The desperate family said it was “very difficult” being knocked back on a couple of other rental properties, so they were forced to “pay money upfront and a bunch of other things to get ahead of the game” to secure a place.
Mr Papas said they were lucky to find owners who were sympathetic to their situation too.
“I kept eye on market the after the fact and I honestly don’t know what we would have gotten and I think we would have struggled to get something,” he said.
“For price for what we are paying is 20 to 30 per cent higher than 12 months ago and the amount of rent we are paying is more than mortgage repayments for our house.”
Mr Papas is speaking out as he wants to raise awareness about the Mr Fluffy issue and is calling for changes to be made.
He wants to see mandatory testing of asbestos properties built prior to the 1980s at the point of sale, just like a building inspection, paid for by the purchaser and kept on a register in perpetuity.
“It guarantees people will never be in the position we were in and trades won’t be in that position.
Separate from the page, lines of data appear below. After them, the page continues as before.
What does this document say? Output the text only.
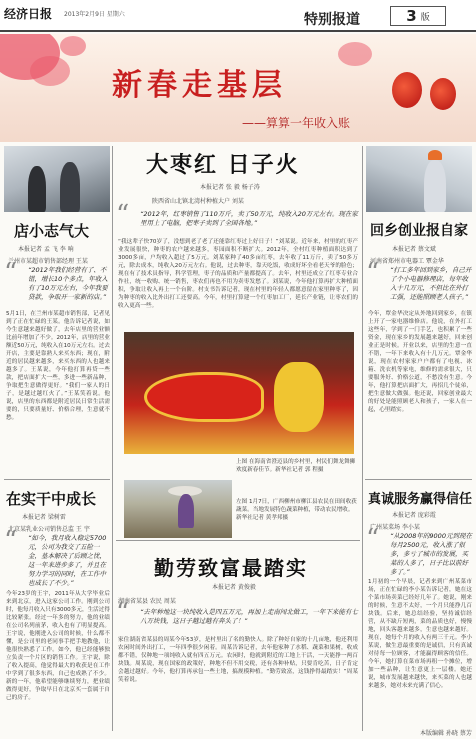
经济日报 2013年2月9日 星期六	特别报道	3 版
新春走基层
——算算一年收入账
店小志气大
本报记者 孟 飞 李 响
兰州市某超市销售部经理 王某
“ “2012年我们经营有了、不错，增长10个多点，年收入有了10万元左右，今年我要贷款，争取开一家新的店。”
5月1日，在兰州市某超市销售部，记者见到了正在忙碌的王某。他告诉记者说，如今生意越来越好做了，去年店里的营业额比前年增加了不少。2012年，店里的营业额近50万元，纯收入在10万元左右。过去开店，主要是靠熟人来买东西；现在，附近的居民越来越多，来买东西的人也越来越多了。王某说，今年他打算再贷一些款，把店面扩大一些，多进一些新品种，争取把生意做得更好。“我们一家人的日子，是越过越红火了。”王某笑着说。他说，店里的东西都是附近居民日常生活需要的，只要质量好、价格合理，生意就不愁。
在实干中成长
本报记者 梁树雷
北京某乳业公司销售总监 王 宇
“ “如今，我月收入稳定5700元，公司为我交了五险一金，基本解决了后顾之忧，这一年来进步多了，并且在努力学习的同时，在工作中也成长了不少。”
今年23岁的王宇，2011年从大学毕业后来到北京，进入这家公司工作。刚到公司时，他每月收入只有3000多元，生活过得比较紧张。经过一年多的努力，他的业绩在公司名列前茅，收入也有了明显提高。王宇说，他刚进入公司的时候，什么都不懂，是公司里的老同事手把手地教他，让他很快熟悉了工作。如今，他已经能够独立负责一个片区的销售工作。王宇说，除了收入提高，他觉得最大的收获是在工作中学到了很多东西，自己也成熟了不少。新的一年，他希望能够继续努力，把业绩做得更好，争取早日在北京买一套属于自己的房子。
大枣红 日子火
本报记者 张 毅 杨子涛
陕西省山北镇北湾村种植大户 刘某
“ “2012年，红枣销售了110万斤，卖了50万元，纯收入20万元左右。现在家里用上了电脑，把枣子卖到了全国各地。”
“我这辈子快70岁了，没想到老了老了还能靠红枣过上好日子！”刘某说。近年来，村里的红枣产业发展很快，种枣的农户越来越多，枣园面积不断扩大。2012年，全村红枣种植面积达到了3000多亩，户均收入超过了5万元。刘某家种了40多亩红枣，去年收了11万斤，卖了50多万元，除去成本，纯收入20万元左右。他说，过去种枣，靠天吃饭，收成好坏全看老天爷的脸色；现在有了技术员指导，科学管理，枣子的品质和产量都提高了。去年，村里还成立了红枣专业合作社，统一收购、统一销售，枣农们再也不用为卖枣发愁了。刘某说，今年他打算再扩大种植面积，争取让收入再上一个台阶。村支书告诉记者，现在村里的年轻人都愿意留在家里种枣了，因为种枣的收入比外出打工还要高。今年，村里打算建一个红枣加工厂，延长产业链，让枣农们的收入更高一些。
上图 在海南省澄迈县的乡村里，村民们舞龙舞狮欢度新春佳节。新华社记者 郭 程摄
左图 1月7日，广西柳州市柳江县农民在田间收获蔬菜。当地发展特色蔬菜种植，带动农民增收。新华社记者 黄孝邦摄
勤劳致富最踏实
本报记者 黄俊毅
湖南省某县 农民 周某
“ “去年种地这一块纯收入是四五万元，再加上走南闯北做工，一年下来能有七八万块钱，这日子越过越有奔头了！”
家住湖南省某县的周某今年53岁，是村里出了名的勤快人。除了种好自家的十几亩地，他还利用农闲时间外出打工，一年四季很少闲着。周某告诉记者，去年他家种了水稻、蔬菜和果树，收成都不错，仅种地一项纯收入就有四五万元。农闲时，他就到附近的工地上干活，一天能挣一两百块钱。周某说，现在国家的政策好，种地不但不用交税，还有各种补贴，只要肯吃苦，日子肯定会越过越好。今年，他打算再承包一些土地，搞规模种植。“勤劳致富，这钱挣得最踏实！”周某笑着说。
回乡创业报自家
本报记者 蔡文斌
河南省郑州市电器工 覃金华
“ “打工多年回到家乡，自己开了个小电器修理店，每年收入十几万元，不但比在外打工强，还能照顾老人孩子。”
今年，覃金华决定从外地回到家乡，在镇上开了一家电器维修店。他说，在外打工这些年，学到了一门手艺，也积累了一些资金，现在家乡的发展越来越好，回来创业正是时候。开业以来，店里的生意一直不错，一年下来收入有十几万元。覃金华说，现在农村家家户户都有了电视、冰箱、洗衣机等家电，维修的需求很大，只要服务好、价格公道，不愁没有生意。今年，他打算把店面扩大，再招几个徒弟，把生意做大做强。他还说，回家创业最大的好处是能照顾老人和孩子，一家人在一起，心里踏实。
真诚服务赢得信任
本报记者 庞彩霞
广州某菜场 李小某
“ “从2008年的9000元到现在每月2500元，收入涨了很多，多亏了城市的发展，买菜的人多了，日子比以前好多了。”
1月初的一个早晨，记者来到广州某菜市场，正在忙碌的李小某告诉记者，她在这个菜市场卖菜已经好几年了。她说，刚来的时候，生意不太好，一个月只能挣几百块钱。后来，她总结经验，坚持诚信经营，从不缺斤短两，菜的品质也好，慢慢地，回头客越来越多，生意也越来越好。现在，她每个月的收入有两三千元。李小某说，做生意最重要的是诚信，只有真诚对待每一位顾客，才能赢得顾客的信任。今年，她打算在菜市场再租一个摊位，增加一些品种，让生意更上一层楼。她还说，城市发展越来越快，来买菜的人也越来越多，她对未来充满了信心。
本版编辑 孙晓 蔡芳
At the moment the fallback is builders and tradies have to pick up asbestos in what they are doing. In that process we are exposing ourselves and our people and that's not a sustainable approach to what we know is an issue in Canberra,” he explained.
“We need to mandate the rule and over the next how ever many years, the pre 1980s properties that exchange sales will require that asbestos report and eventually we will start getting a database and will know what is affected.
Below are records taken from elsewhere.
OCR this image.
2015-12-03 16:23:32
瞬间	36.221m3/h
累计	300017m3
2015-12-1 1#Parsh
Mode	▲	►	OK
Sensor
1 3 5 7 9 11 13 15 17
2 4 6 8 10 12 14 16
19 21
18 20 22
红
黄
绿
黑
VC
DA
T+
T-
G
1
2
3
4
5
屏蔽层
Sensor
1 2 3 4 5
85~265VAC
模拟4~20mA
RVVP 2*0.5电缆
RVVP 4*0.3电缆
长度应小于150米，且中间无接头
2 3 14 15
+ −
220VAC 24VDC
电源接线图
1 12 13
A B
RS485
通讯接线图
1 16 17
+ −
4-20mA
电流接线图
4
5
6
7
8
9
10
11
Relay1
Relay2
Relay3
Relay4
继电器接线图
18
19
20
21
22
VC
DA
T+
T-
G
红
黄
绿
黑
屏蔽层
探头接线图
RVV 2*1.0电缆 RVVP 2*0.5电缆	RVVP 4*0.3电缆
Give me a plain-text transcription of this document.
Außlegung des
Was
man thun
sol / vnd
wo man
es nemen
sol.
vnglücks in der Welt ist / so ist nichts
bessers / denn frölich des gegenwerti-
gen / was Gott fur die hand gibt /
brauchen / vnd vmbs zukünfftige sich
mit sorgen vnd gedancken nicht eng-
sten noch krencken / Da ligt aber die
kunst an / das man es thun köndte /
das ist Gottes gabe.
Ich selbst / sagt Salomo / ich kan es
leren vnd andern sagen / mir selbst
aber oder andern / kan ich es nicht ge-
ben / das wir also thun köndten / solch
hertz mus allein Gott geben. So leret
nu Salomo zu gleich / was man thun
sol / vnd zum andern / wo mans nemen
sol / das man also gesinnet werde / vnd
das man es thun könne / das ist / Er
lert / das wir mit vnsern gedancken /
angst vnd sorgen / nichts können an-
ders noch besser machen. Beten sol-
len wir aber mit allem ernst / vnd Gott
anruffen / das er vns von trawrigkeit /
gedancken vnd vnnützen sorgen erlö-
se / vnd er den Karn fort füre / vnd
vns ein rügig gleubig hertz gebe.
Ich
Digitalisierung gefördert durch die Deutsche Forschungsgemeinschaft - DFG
“I guarantee there will be a spike in Mr Fluffy properties — I’m not a betting man but I would put money on it that there are properties that people don’t know about.
“I’m a builder and I know what I’m looking for and it wasn’t visible — it was hidden under layers of insulation.”
He also wants to see legislation introduced that requires an asbestos assessment be done for owners considering renovating or maintaining homes built before 1980.
“The situation I found myself in and the stress I have gone through I hope no one else ever has to go through,” he said.
“For my family and my wife it has been a full on year and its something we would like to have other people avoid going through to any extent.”
Mr Papas is concerned by people impacted in the past too.
“We don't know who’s been exposed to this walking past the house as there are vents in the side of house and its blowing a gale in the ceiling so the fibres have been blowing out into the street, so it’s not just us affected it’s all the previous people that have been to the house and people walking past the street,” he said.
“There was a renovation done in 1990 with a massive extension added and they would have been ripping off the side of house, so it would have exposed hundreds of tradespersons at the time.
“We are not the only ones that have been affected by this find but we are the ones who have found it and it shouldn’t have to happen like that.”
Last Friday the government purchased the property back from the Papas family and its set for demolition in the first quarter of next year, while the building approval process could take anywhere from between three to 12 months, he added.
This means the family could potentially move into their new house by the end of 2022 but its looking more likely to be 2023.
Another complicating factor is the build will be subject to heritage rules, despite the demolition.
“We are in uncharted territory and are trying to be as sympathetic as possible to the heritage and the idea is to have it blend in so well that the untrained eye would drive past and not know it’s a new house,” he said.
“But we bought a heritage home and we wanted to live in a house that was 95 years old, as it’s one of oldest houses in Canberra and there is something really cool about that, so to build a new house it’s bittersweet.”
For now Mr Papas is celebrating the birth of his three-week-old son, but the asbestos exposure is going to weigh heavily on his mind in the coming years as it generally takes around 30 years for the cancer to appear.
“I’m thinking I’ll be 60 or 70 and when I get to that age it will be in the back of my head and something I'll be worried about,” he said.